I couldn’t tell if he believed me. ‘Heads of state? Well, we have had a queen ourselves, till lately.’

‘Not only queens. I mean elected heads of state, leaders of parliaments.’

‘You jest.’

‘You don’t believe a woman’s capable?’

He seemed to give the matter thought. ‘’Tis not that I dismiss a woman’s capability,’ he said, ‘nor her intelligence. ’Tis only that I would be fair amazed to see society permit it. I would think that she would find herself opposed by members of my sex, and ridiculed by members of her own.’

I had to smile. ‘Yes, well, that does still happen sometimes. But at least the opportunity is there. We can be anything we choose to be.’

I looked away again. The Sally’s sails had grown much smaller now, a little blot of white against the rolling blue of the Atlantic.

Daniel was still thinking. ‘If in truth there is such freedom for the women of your time, then you must find it difficult to be here.’

I actually hadn’t thought that much about it. I’d only been here for short periods, and I’d had more on my mind than my freedoms and rights.
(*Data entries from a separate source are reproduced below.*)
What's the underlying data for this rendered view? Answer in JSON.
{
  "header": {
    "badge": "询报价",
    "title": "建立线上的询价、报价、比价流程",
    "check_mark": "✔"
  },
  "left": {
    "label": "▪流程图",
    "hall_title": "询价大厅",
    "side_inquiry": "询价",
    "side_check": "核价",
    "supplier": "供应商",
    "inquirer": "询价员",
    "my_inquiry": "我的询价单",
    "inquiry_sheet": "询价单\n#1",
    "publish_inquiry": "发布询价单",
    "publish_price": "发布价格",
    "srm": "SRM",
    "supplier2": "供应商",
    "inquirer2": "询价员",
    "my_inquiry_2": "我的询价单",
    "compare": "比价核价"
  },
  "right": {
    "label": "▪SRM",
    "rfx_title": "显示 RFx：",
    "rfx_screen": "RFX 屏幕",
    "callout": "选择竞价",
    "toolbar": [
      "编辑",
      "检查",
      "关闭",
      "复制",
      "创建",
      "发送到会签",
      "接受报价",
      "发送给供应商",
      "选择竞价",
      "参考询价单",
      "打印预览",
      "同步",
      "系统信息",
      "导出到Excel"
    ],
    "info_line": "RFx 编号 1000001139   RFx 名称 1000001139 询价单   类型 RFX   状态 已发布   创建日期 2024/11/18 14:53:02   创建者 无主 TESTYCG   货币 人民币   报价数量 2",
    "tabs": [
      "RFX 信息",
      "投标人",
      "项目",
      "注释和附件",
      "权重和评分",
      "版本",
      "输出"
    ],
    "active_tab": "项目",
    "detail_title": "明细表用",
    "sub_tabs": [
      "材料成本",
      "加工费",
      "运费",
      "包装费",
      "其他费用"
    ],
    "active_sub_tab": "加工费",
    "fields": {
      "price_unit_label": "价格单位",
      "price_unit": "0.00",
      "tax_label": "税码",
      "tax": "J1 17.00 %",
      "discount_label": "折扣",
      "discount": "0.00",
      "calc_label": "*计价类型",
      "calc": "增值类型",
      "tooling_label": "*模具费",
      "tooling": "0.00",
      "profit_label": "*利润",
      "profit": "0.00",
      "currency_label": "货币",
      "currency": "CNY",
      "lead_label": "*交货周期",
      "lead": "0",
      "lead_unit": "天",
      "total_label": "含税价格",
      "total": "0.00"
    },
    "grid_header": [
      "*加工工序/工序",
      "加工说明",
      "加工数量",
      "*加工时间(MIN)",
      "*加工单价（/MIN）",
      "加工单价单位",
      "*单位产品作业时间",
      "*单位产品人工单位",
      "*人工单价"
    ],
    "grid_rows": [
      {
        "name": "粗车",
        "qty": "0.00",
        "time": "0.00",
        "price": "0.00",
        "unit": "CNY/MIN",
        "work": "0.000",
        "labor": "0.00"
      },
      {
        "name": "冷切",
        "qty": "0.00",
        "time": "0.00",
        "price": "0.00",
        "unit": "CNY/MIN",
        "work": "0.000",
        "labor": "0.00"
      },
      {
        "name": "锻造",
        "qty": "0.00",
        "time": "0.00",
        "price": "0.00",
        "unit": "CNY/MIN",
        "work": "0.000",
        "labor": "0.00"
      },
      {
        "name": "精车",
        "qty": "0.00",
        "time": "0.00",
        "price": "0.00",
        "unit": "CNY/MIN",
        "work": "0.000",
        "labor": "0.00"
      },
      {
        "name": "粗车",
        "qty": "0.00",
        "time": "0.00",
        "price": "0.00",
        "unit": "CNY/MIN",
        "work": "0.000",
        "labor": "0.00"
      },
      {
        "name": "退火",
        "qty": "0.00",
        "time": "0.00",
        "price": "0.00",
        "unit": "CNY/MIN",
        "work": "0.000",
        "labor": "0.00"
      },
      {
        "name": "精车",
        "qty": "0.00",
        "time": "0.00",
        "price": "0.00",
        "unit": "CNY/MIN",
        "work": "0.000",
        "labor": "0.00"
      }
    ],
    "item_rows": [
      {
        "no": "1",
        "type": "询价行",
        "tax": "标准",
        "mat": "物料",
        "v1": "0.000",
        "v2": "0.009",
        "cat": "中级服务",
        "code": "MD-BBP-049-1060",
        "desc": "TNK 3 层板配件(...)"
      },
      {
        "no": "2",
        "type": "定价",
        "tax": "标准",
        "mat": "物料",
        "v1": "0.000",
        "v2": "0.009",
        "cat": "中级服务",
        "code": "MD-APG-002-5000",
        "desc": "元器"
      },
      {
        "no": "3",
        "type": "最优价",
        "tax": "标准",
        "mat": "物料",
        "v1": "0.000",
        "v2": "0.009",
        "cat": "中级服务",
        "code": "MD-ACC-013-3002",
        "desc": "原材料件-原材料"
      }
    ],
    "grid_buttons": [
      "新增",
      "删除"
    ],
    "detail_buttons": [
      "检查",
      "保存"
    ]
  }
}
But if I were to stay here forever, I thought, he was right. It would not be an easy adjustment.

To know that my opinions would no longer count for anything in public, and that all the legal rights I’d come to take for granted were no longer mine; to be dependent for support on someone else because I could not earn my living.

Daniel watched my face a moment, then he turned his own gaze out to sea and said, ‘My brother sails to Brittany.’

It was an open declaration of, not just his trust, but his respect.

I turned to look at him as he went on, ‘There is a harbour there where he has friends who keep him well supplied with wine and silk and wigs for trade, and where there are young brides whose husbands are too often gone off to the fishing. ’Tis most likely more than one child in that town does bear a passing likeness to my brother.’ He was smiling when his head came round. ‘No doubt the women of your own time would be too wise to fall such victims to his wicked ways.’